Why have a pressure regulator?
Most tools and many components have an optimum pressure for working; this is invariably less than the operating pressure of the compressor. A device running at 7 bar will consume twice as much air as it would at 3 bar; so, the use of a pressure regulator, to reduce the working pressure, saves energy and money.
Depending on the system design, the inlet pressure of a compressed air system may fluctuate; a pressure regulator will maintain a constant outlet pressure for supply to devices.
How does a pressure regulator work?
The control knob is lifted and turned in a clockwise direction. This compresses a spring, which in turn places the load on the diaphragm assembly. The diaphragm pushes down on a valve pin connected to the valve seat and the seat drops; this allows downstream air flow from the inlet port (P1) out of the outlet port (P2). As air passes down P2 a breathe hole lets air into a chamber below the diaphragm; once pressure either side of the seat is equal, the seat closes with the aid of the sapring.
Downstream demand will cause a pressure drop in the chamber, opening the seat and allowing air to flow again until pressure is once more equalised and the seat closes. The process is continuous, maintaining P2 at a set value.
What types of pressure regulators are there?
Firstly, it is important to stress that a pressure regulator is NOT a flow controller; these are two different animals. In general, there are three types: General purpose, pilot operated and application specific, for example, used in precision instrumentation, reverse flow, brewery and other applications.
- General purpose regulators are usually rated for 20 bar inlet pressure, with an outlet pressure up to 16 bar, dependent on the materials used in construction. A recommended range, over which the performance is repeatable, is always given.
- Pilot operated regulators use air pressure in place of the compression spring discussed earlier. This allows control from a remote position, a force greater than that possible through a hand operated mechanical spring and better flow characteristics.
- Precision regulators, as the name suggests, offer a finer adjustment of pressure over the recommended range. They would be used for the pilot supply to a pilot operated regulator. Some may require specific pre-filtering to, for example, ensure 5-micron oil-free air.
In all cases, pressure should be adjusted from a lower pressure gradually up to the set pressure.
What factors to consider when choosing a Pressure Regulator?

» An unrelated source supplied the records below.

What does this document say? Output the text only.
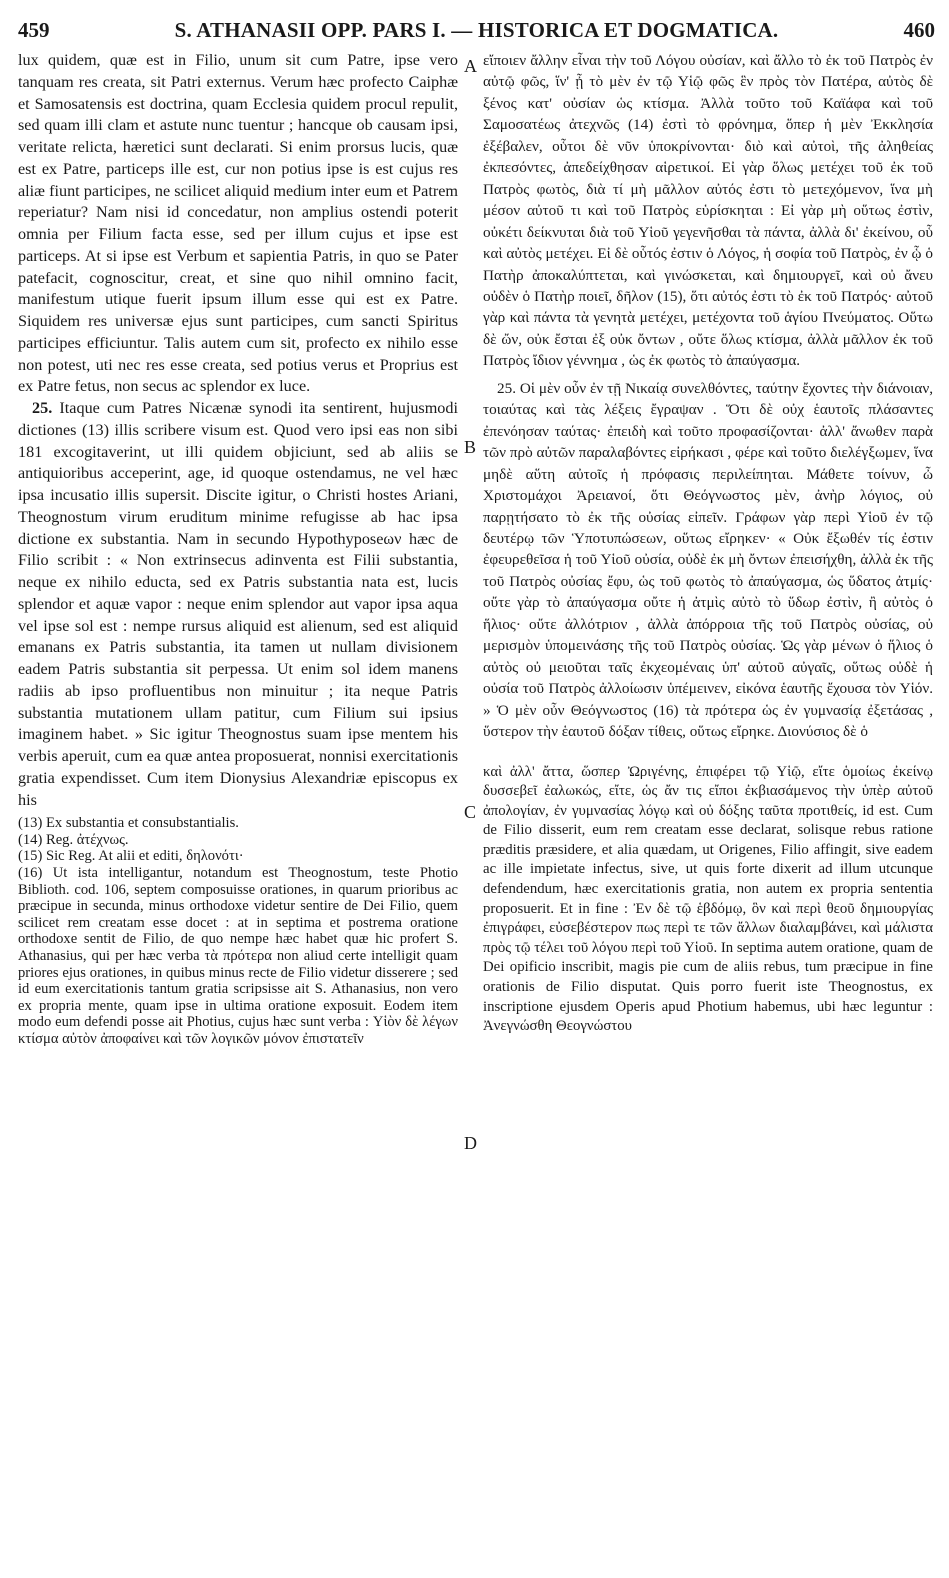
459	S. ATHANASII OPP. PARS I. — HISTORICA ET DOGMATICA.	460
A
B
C
D

lux quidem, quæ est in Filio, unum sit cum Patre, ipse vero tanquam res creata, sit Patri externus. Verum hæc profecto Caiphæ et Samosatensis est doctrina, quam Ecclesia quidem procul repulit, sed quam illi clam et astute nunc tuentur ; hancque ob causam ipsi, veritate relicta, hæretici sunt declarati. Si enim prorsus lucis, quæ est ex Patre, particeps ille est, cur non potius ipse is est cujus res aliæ fiunt participes, ne scilicet aliquid medium inter eum et Patrem reperiatur? Nam nisi id concedatur, non amplius ostendi poterit omnia per Filium facta esse, sed per illum cujus et ipse est particeps. At si ipse est Verbum et sapientia Patris, in quo se Pater patefacit, cognoscitur, creat, et sine quo nihil omnino facit, manifestum utique fuerit ipsum illum esse qui est ex Patre. Siquidem res universæ ejus sunt participes, cum sancti Spiritus participes efficiuntur. Talis autem cum sit, profecto ex nihilo esse non potest, uti nec res esse creata, sed potius verus et Proprius est ex Patre fetus, non secus ac splendor ex luce.

25. Itaque cum Patres Nicænæ synodi ita sentirent, hujusmodi dictiones (13) illis scribere visum est. Quod vero ipsi eas non sibi 181 excogitaverint, ut illi quidem objiciunt, sed ab aliis se antiquioribus acceperint, age, id quoque ostendamus, ne vel hæc ipsa incusatio illis supersit. Discite igitur, o Christi hostes Ariani, Theognostum virum eruditum minime refugisse ab hac ipsa dictione ex substantia. Nam in secundo Hypothyposeων hæc de Filio scribit : « Non extrinsecus adinventa est Filii substantia, neque ex nihilo educta, sed ex Patris substantia nata est, lucis splendor et aquæ vapor : neque enim splendor aut vapor ipsa aqua vel ipse sol est : nempe rursus aliquid est alienum, sed est aliquid emanans ex Patris substantia, ita tamen ut nullam divisionem eadem Patris substantia sit perpessa. Ut enim sol idem manens radiis ab ipso profluentibus non minuitur ; ita neque Patris substantia mutationem ullam patitur, cum Filium sui ipsius imaginem habet. » Sic igitur Theognostus suam ipse mentem his verbis aperuit, cum ea quæ antea proposuerat, nonnisi exercitationis gratia expendisset. Cum item Dionysius Alexandriæ episcopus ex his

(13) Ex substantia et consubstantialis.

(14) Reg. ἀτέχνως.

(15) Sic Reg. At alii et editi, δηλονότι·

(16) Ut ista intelligantur, notandum est Theognostum, teste Photio Biblioth. cod. 106, septem composuisse orationes, in quarum prioribus ac præcipue in secunda, minus orthodoxe videtur sentire de Dei Filio, quem scilicet rem creatam esse docet : at in septima et postrema oratione orthodoxe sentit de Filio, de quo nempe hæc habet quæ hic profert S. Athanasius, qui per hæc verba τὰ πρότερα non aliud certe intelligit quam priores ejus orationes, in quibus minus recte de Filio videtur disserere ; sed id eum exercitationis tantum gratia scripsisse ait S. Athanasius, non vero ex propria mente, quam ipse in ultima oratione exposuit. Eodem item modo eum defendi posse ait Photius, cujus hæc sunt verba : Υἱὸν δὲ λέγων κτίσμα αὐτὸν ἀποφαίνει καὶ τῶν λογικῶν μόνον ἐπιστατεῖν

εἴποιεν ἄλλην εἶναι τὴν τοῦ Λόγου οὐσίαν, καὶ ἄλλο τὸ ἐκ τοῦ Πατρὸς ἐν αὐτῷ φῶς, ἵν' ᾖ τὸ μὲν ἐν τῷ Υἱῷ φῶς ἓν πρὸς τὸν Πατέρα, αὐτὸς δὲ ξένος κατ' οὐσίαν ὡς κτίσμα. Ἀλλὰ τοῦτο τοῦ Καϊάφα καὶ τοῦ Σαμοσατέως ἀτεχνῶς (14) ἐστὶ τὸ φρόνημα, ὅπερ ἡ μὲν Ἐκκλησία ἐξέβαλεν, οὗτοι δὲ νῦν ὑποκρίνονται· διὸ καὶ αὐτοὶ, τῆς ἀληθείας ἐκπεσόντες, ἀπεδείχθησαν αἱρετικοί. Εἰ γὰρ ὅλως μετέχει τοῦ ἐκ τοῦ Πατρὸς φωτὸς, διὰ τί μὴ μᾶλλον αὐτός ἐστι τὸ μετεχόμενον, ἵνα μὴ μέσον αὐτοῦ τι καὶ τοῦ Πατρὸς εὑρίσκηται : Εἰ γὰρ μὴ οὕτως ἐστὶν, οὐκέτι δείκνυται διὰ τοῦ Υἱοῦ γεγενῆσθαι τὰ πάντα, ἀλλὰ δι' ἐκείνου, οὗ καὶ αὐτὸς μετέχει. Εἰ δὲ οὗτός ἐστιν ὁ Λόγος, ἡ σοφία τοῦ Πατρὸς, ἐν ᾧ ὁ Πατὴρ ἀποκαλύπτεται, καὶ γινώσκεται, καὶ δημιουργεῖ, καὶ οὐ ἄνευ οὐδὲν ὁ Πατὴρ ποιεῖ, δῆλον (15), ὅτι αὐτός ἐστι τὸ ἐκ τοῦ Πατρός· αὐτοῦ γὰρ καὶ πάντα τὰ γενητὰ μετέχει, μετέχοντα τοῦ ἁγίου Πνεύματος. Οὕτω δὲ ὤν, οὐκ ἔσται ἐξ οὐκ ὄντων , οὔτε ὅλως κτίσμα, ἀλλὰ μᾶλλον ἐκ τοῦ Πατρὸς ἴδιον γέννημα , ὡς ἐκ φωτὸς τὸ ἀπαύγασμα.

25. Οἱ μὲν οὖν ἐν τῇ Νικαίᾳ συνελθόντες, ταύτην ἔχοντες τὴν διάνοιαν, τοιαύτας καὶ τὰς λέξεις ἔγραψαν . Ὅτι δὲ οὐχ ἑαυτοῖς πλάσαντες ἐπενόησαν ταύτας· ἐπειδὴ καὶ τοῦτο προφασίζονται· ἀλλ' ἄνωθεν παρὰ τῶν πρὸ αὐτῶν παραλαβόντες εἰρήκασι , φέρε καὶ τοῦτο διελέγξωμεν, ἵνα μηδὲ αὕτη αὐτοῖς ἡ πρόφασις περιλείπηται. Μάθετε τοίνυν, ὦ Χριστομάχοι Ἀρειανοί, ὅτι Θεόγνωστος μὲν, ἀνὴρ λόγιος, οὐ παρῃτήσατο τὸ ἐκ τῆς οὐσίας εἰπεῖν. Γράφων γὰρ περὶ Υἱοῦ ἐν τῷ δευτέρῳ τῶν Ὑποτυπώσεων, οὕτως εἴρηκεν· « Οὐκ ἔξωθέν τίς ἐστιν ἐφευρεθεῖσα ἡ τοῦ Υἱοῦ οὐσία, οὐδὲ ἐκ μὴ ὄντων ἐπεισήχθη, ἀλλὰ ἐκ τῆς τοῦ Πατρὸς οὐσίας ἔφυ, ὡς τοῦ φωτὸς τὸ ἀπαύγασμα, ὡς ὕδατος ἀτμίς· οὔτε γὰρ τὸ ἀπαύγασμα οὔτε ἡ ἀτμὶς αὐτὸ τὸ ὕδωρ ἐστὶν, ἢ αὐτὸς ὁ ἥλιος· οὔτε ἀλλότριον , ἀλλὰ ἀπόρροια τῆς τοῦ Πατρὸς οὐσίας, οὐ μερισμὸν ὑπομεινάσης τῆς τοῦ Πατρὸς οὐσίας. Ὡς γὰρ μένων ὁ ἥλιος ὁ αὐτὸς οὐ μειοῦται ταῖς ἐκχεομέναις ὑπ' αὐτοῦ αὐγαῖς, οὕτως οὐδὲ ἡ οὐσία τοῦ Πατρὸς ἀλλοίωσιν ὑπέμεινεν, εἰκόνα ἑαυτῆς ἔχουσα τὸν Υἱόν. » Ὁ μὲν οὖν Θεόγνωστος (16) τὰ πρότερα ὡς ἐν γυμνασίᾳ ἐξετάσας , ὕστερον τὴν ἑαυτοῦ δόξαν τίθεις, οὕτως εἴρηκε. Διονύσιος δὲ ὁ

καὶ ἀλλ' ἄττα, ὥσπερ Ὠριγένης, ἐπιφέρει τῷ Υἱῷ, εἴτε ὁμοίως ἐκείνῳ δυσσεβεῖ ἐαλωκώς, εἴτε, ὡς ἄν τις εἴποι ἐκβιασάμενος τὴν ὑπὲρ αὐτοῦ ἀπολογίαν, ἐν γυμνασίας λόγῳ καὶ οὐ δόξης ταῦτα προτιθείς, id est. Cum de Filio disserit, eum rem creatam esse declarat, solisque rebus ratione præditis præsidere, et alia quædam, ut Origenes, Filio affingit, sive eadem ac ille impietate infectus, sive, ut quis forte dixerit ad illum utcunque defendendum, hæc exercitationis gratia, non autem ex propria sententia proposuerit. Et in fine : Ἐν δὲ τῷ ἑβδόμῳ, ὃν καὶ περὶ θεοῦ δημιουργίας ἐπιγράφει, εὐσεβέστερον πως περὶ τε τῶν ἄλλων διαλαμβάνει, καὶ μάλιστα πρὸς τῷ τέλει τοῦ λόγου περὶ τοῦ Υἱοῦ. In septima autem oratione, quam de Dei opificio inscribit, magis pie cum de aliis rebus, tum præcipue in fine orationis de Filio disputat. Quis porro fuerit iste Theognostus, ex inscriptione ejusdem Operis apud Photium habemus, ubi hæc leguntur : Ἀνεγνώσθη Θεογνώστου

There are several factors to consider in choosing the correct Regulator for an application.
- Operating pressure - what is the operating pressure at the input port and the required controlled pressure at the output? What is the precision required in control of the output pressure?
- Flow requirement - as said above, a pressure regulator is not a flow controller, but clearly, there is a relationship between the two. All manufacturers will provide a graph showing flow as a function of pressure and it is important to make sure the required flow range is in a linear part of the line.

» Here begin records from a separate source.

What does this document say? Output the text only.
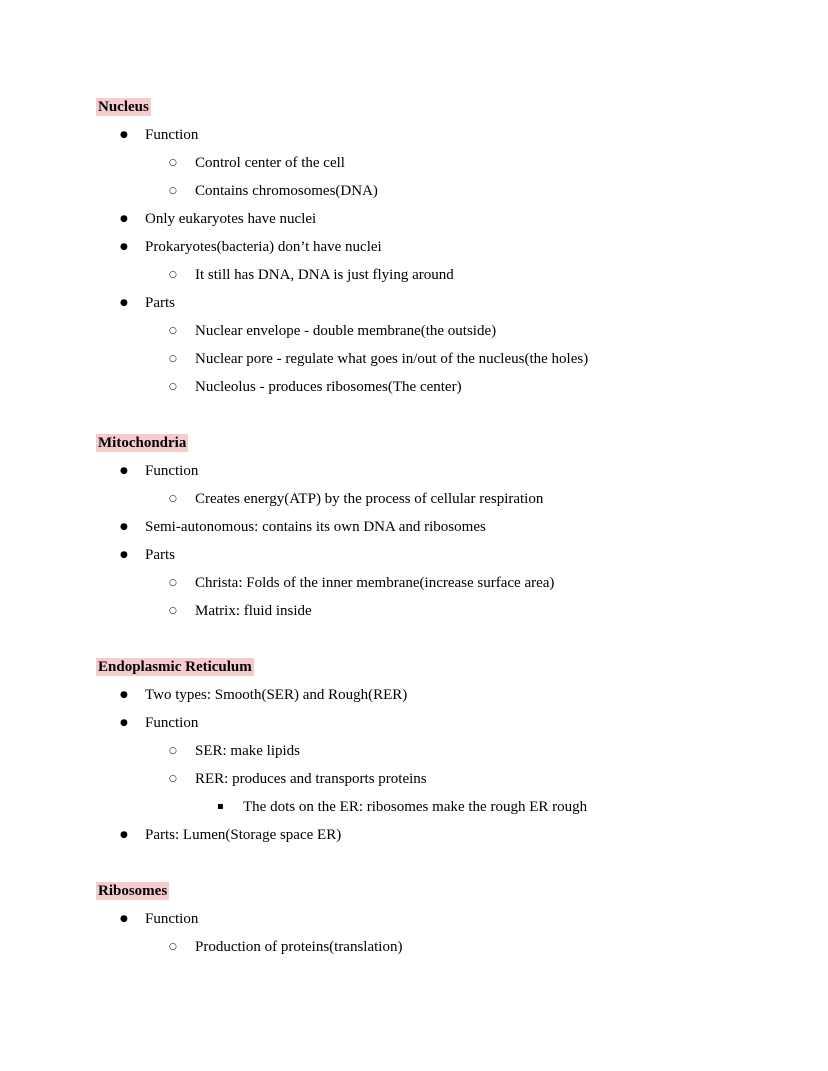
Nucleus
● Function
○ Control center of the cell
○ Contains chromosomes(DNA)
● Only eukaryotes have nuclei
● Prokaryotes(bacteria) don’t have nuclei
○ It still has DNA, DNA is just flying around
● Parts
○ Nuclear envelope - double membrane(the outside)
○ Nuclear pore - regulate what goes in/out of the nucleus(the holes)
○ Nucleolus - produces ribosomes(The center)
Mitochondria
● Function
○ Creates energy(ATP) by the process of cellular respiration
● Semi-autonomous: contains its own DNA and ribosomes
● Parts
○ Christa: Folds of the inner membrane(increase surface area)
○ Matrix: fluid inside
Endoplasmic Reticulum
● Two types: Smooth(SER) and Rough(RER)
● Function
○ SER: make lipids
○ RER: produces and transports proteins
▪ The dots on the ER: ribosomes make the rough ER rough
● Parts: Lumen(Storage space ER)
Ribosomes
● Function
○ Production of proteins(translation)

- Operating fluid and environment - whilst we focus on compressed air as the medium, there are many applications with other gases; it is important that particularly the seals are resistant to any non-inert medium. The environment will impact choice; for example, in a hostile environment, it is likely that pilot operation will be required, so adjustments can be made remotely.
- Operating temperature - materials chosen will be different for applications outside in the arctic circle, compared to a furnace!
- Size and weight - some applications, for example medical, may have restrictions on these physical parameters.